A minority of people who contract the coronavirus will become so ill they will be admitted to intensive care for intubation on a ventilator. They may be placed in induced comas, and their chances are not especially good. Those who are Catholics have the right to ask for a priest to administer the Sacrament of the Sick. It would be a good idea to do so while still conscious.
While most people flee a pandemic, good priests, like good doctors, run towards it. Hospital chaplains are active and are conferring last rites while adhering to safety standards that apply to NHS staff.
Official guidance from the bishops has instructed them that “the oil of the sick can be applied using a cotton bud which can be burned afterwards (one end for the head and the other for the hands) and the priest suspends his hands over the sick person for laying on of hands”.
Access to other sacraments is more restricted, with the bishops waiving the obligations of Catholics to receive Holy Communion and go to Confession at least once as part of their Easter duties.
Baptisms, confirmations, weddings, first Holy Communions and first Confessions have also been deferred until after the pandemic, and the churches are closed even to private prayer as part of the national lockdown.
Catholics are being advised to participate in liturgies via live-streams from churches, shrines and cathedrals and to practise spiritual Communion and acts of perfect contrition in place of Holy Communion and Confession.
The bishops are following guidance of the Government and if newspaper reports are true, there is no consensus within the Cabinet about a pathway out of the lockdown. Health Secretary Matt Hancock and Chancellor Rishi Sunak in particular are disagreeing about strategy.
As the situation drags on, Catholics might wonder if there is any room for manoeuvre in the question of access to the sacraments. It would be difficult to envisage a situation in which Holy Communion might be received and social distancing requirements observed at the same time.

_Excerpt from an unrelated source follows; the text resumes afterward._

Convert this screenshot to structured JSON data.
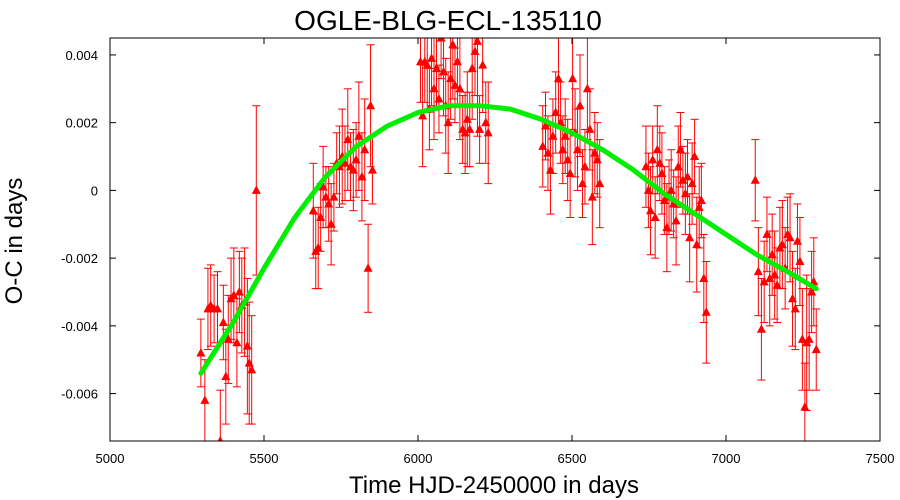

But there is no absolute prohibition of Confession, and priests are advised by the bishops to use their discretion, and are being reminded that they are within their rights to refuse any requests.
One parish was dissuaded from offering “drive-through Confessions”. The Archdiocese of Westminster told the Catholic Herald: “There has been an attempt to organise drive-through Confessions at a parish in the Archdiocese of Westminster. This is not encouraged, as it directly contravenes the Government’s guidance for everyone to stay at home and to maintain social distancing.”
Others are letting their parishioners know they will hear Confessions on request and subject to social distancing, but they cannot grant absolution over the telephone or the internet. Canon Law also envisages situations, such as within pandemics, in which Catholics may baptise their babies in the absence of a priest.
Just weeks into lockdown, it is unlikely many people feel that such a point has been reached. But who knows what the future holds.